Ongoing employee feedback can provide your organization with insight into HRMS features that are not working correctly and new features that should be implemented.

Project schedules are often written with go-live in mind, ensuring the product rolls out successfully, is on budget and that the employees are trained. However, ongoing employee feedback post-go-live is equally important.

This feedback can provide insight into issues and enhancement requests that could not only benefit HR, but all the employees in your organization. It can also help lead to employee adoption, which is critical for the overall success of HRMS projects.

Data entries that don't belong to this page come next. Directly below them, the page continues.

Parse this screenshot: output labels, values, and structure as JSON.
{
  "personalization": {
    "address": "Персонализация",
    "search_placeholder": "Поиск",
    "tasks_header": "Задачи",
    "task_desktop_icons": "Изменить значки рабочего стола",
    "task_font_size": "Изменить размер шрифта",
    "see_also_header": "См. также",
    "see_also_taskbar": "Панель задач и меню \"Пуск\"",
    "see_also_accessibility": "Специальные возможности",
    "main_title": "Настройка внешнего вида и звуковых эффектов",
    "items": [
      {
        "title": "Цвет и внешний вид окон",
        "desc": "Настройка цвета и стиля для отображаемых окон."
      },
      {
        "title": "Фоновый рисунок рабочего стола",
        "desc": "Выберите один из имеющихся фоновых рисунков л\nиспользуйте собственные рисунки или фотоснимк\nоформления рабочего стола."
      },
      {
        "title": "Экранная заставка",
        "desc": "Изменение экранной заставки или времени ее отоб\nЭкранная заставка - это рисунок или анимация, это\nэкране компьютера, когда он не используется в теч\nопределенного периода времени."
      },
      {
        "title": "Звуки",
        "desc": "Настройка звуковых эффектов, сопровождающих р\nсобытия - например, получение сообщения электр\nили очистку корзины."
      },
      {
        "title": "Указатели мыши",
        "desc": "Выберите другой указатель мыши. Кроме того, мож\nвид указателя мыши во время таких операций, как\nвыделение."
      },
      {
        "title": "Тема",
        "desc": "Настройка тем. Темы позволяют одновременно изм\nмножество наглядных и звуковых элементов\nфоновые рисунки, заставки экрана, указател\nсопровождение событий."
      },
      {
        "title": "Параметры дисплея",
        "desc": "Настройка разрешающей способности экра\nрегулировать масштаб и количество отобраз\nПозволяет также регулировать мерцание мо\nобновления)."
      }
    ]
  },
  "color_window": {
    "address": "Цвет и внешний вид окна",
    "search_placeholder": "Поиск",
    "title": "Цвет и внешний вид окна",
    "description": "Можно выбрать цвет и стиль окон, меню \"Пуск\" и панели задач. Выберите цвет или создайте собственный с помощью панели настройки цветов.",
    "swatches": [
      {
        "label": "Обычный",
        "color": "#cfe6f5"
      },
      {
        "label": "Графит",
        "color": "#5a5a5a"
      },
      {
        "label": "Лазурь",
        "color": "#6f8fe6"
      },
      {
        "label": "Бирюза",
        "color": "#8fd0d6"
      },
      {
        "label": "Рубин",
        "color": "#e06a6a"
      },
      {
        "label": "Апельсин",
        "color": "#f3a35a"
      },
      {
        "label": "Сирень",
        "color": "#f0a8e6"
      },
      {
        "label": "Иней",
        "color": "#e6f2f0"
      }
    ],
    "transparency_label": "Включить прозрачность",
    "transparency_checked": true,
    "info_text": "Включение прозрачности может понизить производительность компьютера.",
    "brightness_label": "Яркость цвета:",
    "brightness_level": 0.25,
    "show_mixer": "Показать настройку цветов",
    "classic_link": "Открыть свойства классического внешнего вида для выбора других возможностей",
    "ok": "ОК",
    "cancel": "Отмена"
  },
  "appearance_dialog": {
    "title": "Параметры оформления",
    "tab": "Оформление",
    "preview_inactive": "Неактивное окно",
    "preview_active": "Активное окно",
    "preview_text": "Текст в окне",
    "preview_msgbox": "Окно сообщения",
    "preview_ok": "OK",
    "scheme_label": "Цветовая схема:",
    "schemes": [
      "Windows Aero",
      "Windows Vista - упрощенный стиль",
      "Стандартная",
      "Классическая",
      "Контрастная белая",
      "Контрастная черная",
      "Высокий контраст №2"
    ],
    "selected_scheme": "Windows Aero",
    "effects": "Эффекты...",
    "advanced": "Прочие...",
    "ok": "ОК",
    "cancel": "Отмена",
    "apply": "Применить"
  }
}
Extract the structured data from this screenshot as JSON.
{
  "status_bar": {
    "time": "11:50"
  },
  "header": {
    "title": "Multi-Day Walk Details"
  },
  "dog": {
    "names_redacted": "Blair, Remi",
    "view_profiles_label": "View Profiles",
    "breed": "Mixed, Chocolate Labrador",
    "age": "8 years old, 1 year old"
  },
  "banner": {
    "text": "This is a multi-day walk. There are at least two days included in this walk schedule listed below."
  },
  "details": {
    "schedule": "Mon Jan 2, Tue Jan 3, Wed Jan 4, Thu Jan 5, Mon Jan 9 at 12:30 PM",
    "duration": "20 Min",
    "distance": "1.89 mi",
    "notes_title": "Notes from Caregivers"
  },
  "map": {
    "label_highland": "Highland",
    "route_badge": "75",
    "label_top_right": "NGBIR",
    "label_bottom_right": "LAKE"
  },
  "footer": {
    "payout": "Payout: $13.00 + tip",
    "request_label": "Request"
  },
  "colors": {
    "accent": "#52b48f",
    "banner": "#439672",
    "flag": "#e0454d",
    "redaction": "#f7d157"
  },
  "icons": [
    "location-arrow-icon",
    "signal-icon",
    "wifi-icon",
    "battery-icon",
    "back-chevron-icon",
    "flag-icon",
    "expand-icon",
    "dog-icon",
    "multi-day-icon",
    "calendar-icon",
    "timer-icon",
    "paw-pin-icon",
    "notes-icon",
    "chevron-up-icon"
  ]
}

You can solicit employee feedback with surveys, scheduled meetings or informal discussions. When given the opportunity, employees often give feedback and provide insight into issues that are not obvious. You can turn that information into enhancements and build a plan to address the most pressing issues quickly. You can also establish a longer-term plan to resolve all the issues identified.

Some of the most common examples of employee feedback for HRMS projects include the following.

Issues resolved with existing functionality

Employees may indicate that they can't perform a certain action or process within an application. In some cases, these issues can be addressed with existing functionality without significant effort.

For example, employees may face a product limitation caused by a security setting that is too constraining or another that can be easily enabled. Employees may have forgotten about features and functionality from their training that they can use to mitigate these issues. Pointing them to the instructions may be all that's needed to resolve the issue.

Training and documentation needs

In some cases, your training or documentation may not cover a feature in enough detail or may not have covered it at all. You can determine how best to address an issue from employee feedback.

This may require updating the training material or documentation or running a new training session to ensure users understand the feature correctly. The more critical the feature, the more effort should be spent on ensuring that employees are properly trained.

Features that are not working correctly

Testing a feature and how it's used in real life doesn't always align the way you would like. You may have tested a feature extensively but failed to account for the way employees would use it or how it should work for it to provide value.

The issue could also be caused by a product limitation or an error in how the feature was implemented. For example, you may have a time sheet application that allows employees to trade shifts, but that does not notify managers when a change occurs.

New feature requests

Once employees start using the application and experience its benefits, they may come up with enhancement requests that could be complementary or that would simplify the existing processes using the HRMS, such as automating a print and fill form within the HRMS. If other forms are automated, the effort involved in automating subsequent forms may be lighter.

Other feature requests for HRMS projects may be bigger, more complex and require a new project to implement. For example, a department in your organization may offer online courses through a third party and request that this functionality be added to the new HRMS. To meet this requirement, you may have to implement a learning management system if one hasn't been set up already.

An indication of employee adoption

Getting employee feedback, even if it's informal, can help you gauge adoption and determine if employees are finding the application helpful. The HRMS application may have a report that tracks employee logins; however, this alone can't provide a true reflection of how employees view the system.

Employees may only be using the HRMS because it's required, such as to record their hours worked to ensure they are paid. This use is important, but it won't help you understand if employees like using the application, find it easy to use and aren't using processes outside the application because they are easier.

Getting employee feedback for HRMS projects post-go-live is important for many reasons, and given the opportunity, employees will often take the time to share what they like and don't like about the new HRMS.